We also toured the Parliament building and, hey, I just inserted some kind of free photo!

A couple of things are hard in Budapest. One is that Ron is always lost. No matter which direction we are coming from, he will get turned around and declare that we need to go the other way. This would be less frustrating if the Hungarians could get ahold of their currency. The currency here is the Forint (which Ron can pronounce more easily than the Polish Zloty) and the problem with it is that there are about 282 Forints to the US Dollar and so I am constantly extremely focused on trying to figure out how much things cost and every time I need to redirect Ron I forget the math I was working on. Dinner at the Hard Rock Cafe (don’t yell at me people – the menu was in English and they had an actual salad) set us back 60,000 forints. Please do not do that math for me.
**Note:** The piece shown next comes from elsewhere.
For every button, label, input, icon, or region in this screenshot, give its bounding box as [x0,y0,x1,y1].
Will, our Krakow to Budapest driver, who speaks English, Polish, Russian, Ukrainian and German, was extremely dismissive of the Hungarian language, saying it is impossible to decipher. During the long car ride, I was certain that he was exaggerating but that is not the case. It’s kind of like being back in Turkey, when I was unable to even master the word Hello.
I’m at a loss in the grocery stores here. There are no English labels at all…even a product that has ingredients listed in 8 or 9 languages never gets to English, which seems weird, but oh well. What it means for me is that most of my food purchases – when you delete out my issues with beef, corn, wheat, almonds and honeydew – seem to be cheese and pork sausage sticks. I realize I could use Google translate to work these things out but all my energy is going to figure out the COST of the item. Cheese at 799 Forints, the water at 299, Ron’s Snickers at 500.
We’re headed out to the Opera House today, the House of Terror and the Heroes Square. I’ll leave you with this. It’s a shot of the art/porn bathroom here in our apartment. All four walls are covered in this stuff. It’s quite something. Tomas, the owner of this place, has a show in Milan in August, if you’re enamored of it.